- Decades:: 1910s; 1920s; 1930s; 1940s; 1950s;
- See also:: Other events of 1934 List of years in Afghanistan

= 1934 in Afghanistan =

The following lists events that happened during 1934 in Afghanistan.

Steps are taken by the semi-official trading company, the Shirkatiashami, to organize the trade in petrol, sugar, and cement. On August 8 a trade exhibition is opened by the king at Kabul.

==Incumbents==
- Monarch – Mohammed Zahir Shah
- Prime Minister – Mohammad Hashim Khan

==Early 1934==
The religious leaders publish a statement thanking the Afghan nation for having shown wisdom in discharging its duty to the late king by recognizing his son as king. Ghilzais wintering in India also send declarations of their allegiance to the new king to Kabul by leading representatives. A pretender who claims that he is a relative of the ex-king Amanullah appears soon after among the Madda Khel tribe just over the Indian frontier southeast of the Khost, but the Indian government prevents the tribesmen from giving him any support.

==April 1934==
The Afghan Red Crescent Society is founded.

==September 1934==
Afghanistan makes application through its minister in London, Ali Mohammad Khan, to be admitted to the League of Nations.
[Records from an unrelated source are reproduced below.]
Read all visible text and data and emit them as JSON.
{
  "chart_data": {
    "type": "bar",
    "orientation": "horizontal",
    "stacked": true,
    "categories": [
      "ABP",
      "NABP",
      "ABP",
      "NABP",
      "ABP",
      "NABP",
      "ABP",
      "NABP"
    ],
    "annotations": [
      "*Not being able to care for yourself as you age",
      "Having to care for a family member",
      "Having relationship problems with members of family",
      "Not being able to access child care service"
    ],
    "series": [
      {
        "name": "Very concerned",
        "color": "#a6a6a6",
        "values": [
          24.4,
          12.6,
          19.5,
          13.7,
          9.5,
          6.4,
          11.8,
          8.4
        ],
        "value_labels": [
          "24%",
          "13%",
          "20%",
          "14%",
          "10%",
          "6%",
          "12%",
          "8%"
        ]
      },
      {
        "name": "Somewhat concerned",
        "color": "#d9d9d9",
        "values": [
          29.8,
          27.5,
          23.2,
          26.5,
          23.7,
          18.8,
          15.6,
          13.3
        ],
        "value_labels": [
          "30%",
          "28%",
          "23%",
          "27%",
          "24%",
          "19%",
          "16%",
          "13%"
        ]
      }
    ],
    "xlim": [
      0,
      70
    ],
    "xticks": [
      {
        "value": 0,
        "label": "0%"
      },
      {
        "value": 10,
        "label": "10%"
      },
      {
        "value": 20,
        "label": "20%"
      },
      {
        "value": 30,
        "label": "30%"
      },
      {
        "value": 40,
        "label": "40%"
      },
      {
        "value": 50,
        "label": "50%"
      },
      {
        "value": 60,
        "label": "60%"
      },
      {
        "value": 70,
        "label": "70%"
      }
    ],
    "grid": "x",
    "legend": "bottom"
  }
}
The application is duly granted on September 26. In presenting the report of the subcommittee appointed to deal with it, Tevfik Rüstü Bey says that Afghanistan "was making resolute efforts towards international cooperation, and would give valuable aid to the League's work for peace." Sir Denys Bray says on behalf of India that India will be glad to welcome Afghanistan, which has already shown its will to work for the League's ends during the Disarmament Conference; while Maksim Litvinov, on behalf of Russia, says that it is good to know that all the U.S.S.R.'s neighbours are to be united within the League. British delegate Archibald Skelton says that the Afghan entry is in conformity with a long-felt desire of the United Kingdom, and the representatives of Iraq, China, France, and Italy also add their congratulations.

==October 25, 1934==
The government of the United States extends recognition to the present government of Afghanistan, under date of August 21, 1934.